The austere entrance building that was built in the 1960s, replacing the original 19th-century building, no longer has any rail functions, but only houses a kiosk. During the reconstruction of the station in 2006–2007, the central platform was raised to 76 cm and the station entrance was made accessible for the disabled by means of a ramp and a lift, or alternatively via stairs. Both the old platform roof with its cast iron columns and the old underpass to the former station building have disappeared.
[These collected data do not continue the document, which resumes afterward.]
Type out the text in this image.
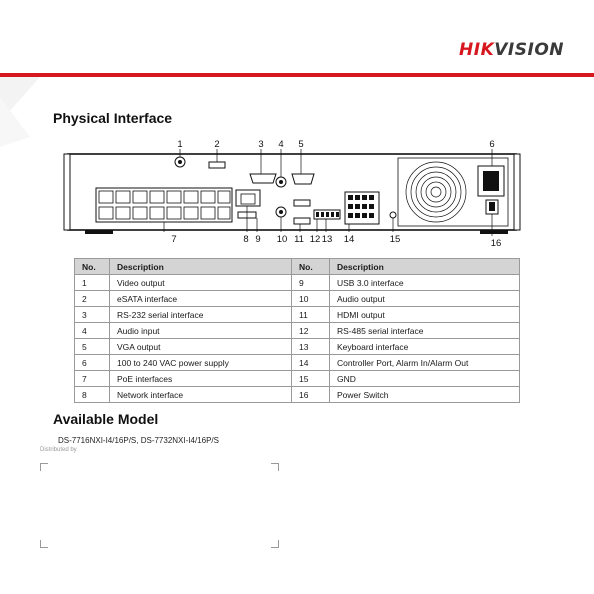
HIKVISION
Physical Interface
1	2	3 4 5	6
7	8 9 10 11 12 13 14	15	16
No.	Description	No.	Description
1	Video output	9	USB 3.0 interface
2	eSATA interface	10	Audio output
3	RS-232 serial interface	11	HDMI output
4	Audio input	12	RS-485 serial interface
5	VGA output	13	Keyboard interface
6	100 to 240 VAC power supply	14	Controller Port, Alarm In/Alarm Out
7	PoE interfaces	15	GND
8	Network interface	16	Power Switch
Available Model
DS-7716NXI-I4/16P/S, DS-7732NXI-I4/16P/S
Distributed by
The freight yard building is used as a warehouse and the freight hall of the RME, which was also built of timber construction, is still preserved. The loading dock, like the former home platform of the passenger station, has been abandoned for several years. East of the platforms tracks, there are two other tracks, only occasionally used as through-tracks, which are sometimes used for the parking of freight vehicles. The switches and signals are controlled from the interlocking at Remscheid. The remaining sidings, such as to the factory premises of the Draka company, are used only occasionally. On the site of the former transfer station to the RME (in the southern part of the station area) there is now a scrap metal recycler.

The station is served by line S7 of the Rhine-Ruhr S-Bahn (Der Müngstener), which operates at 20-minute intervals, Mondays to Fridays, and every half-hour on weekends.

The station is also served by city bus line 620 towards Ronsdorf-Markt/Elberfeld and Klausen/Lüttringhausen.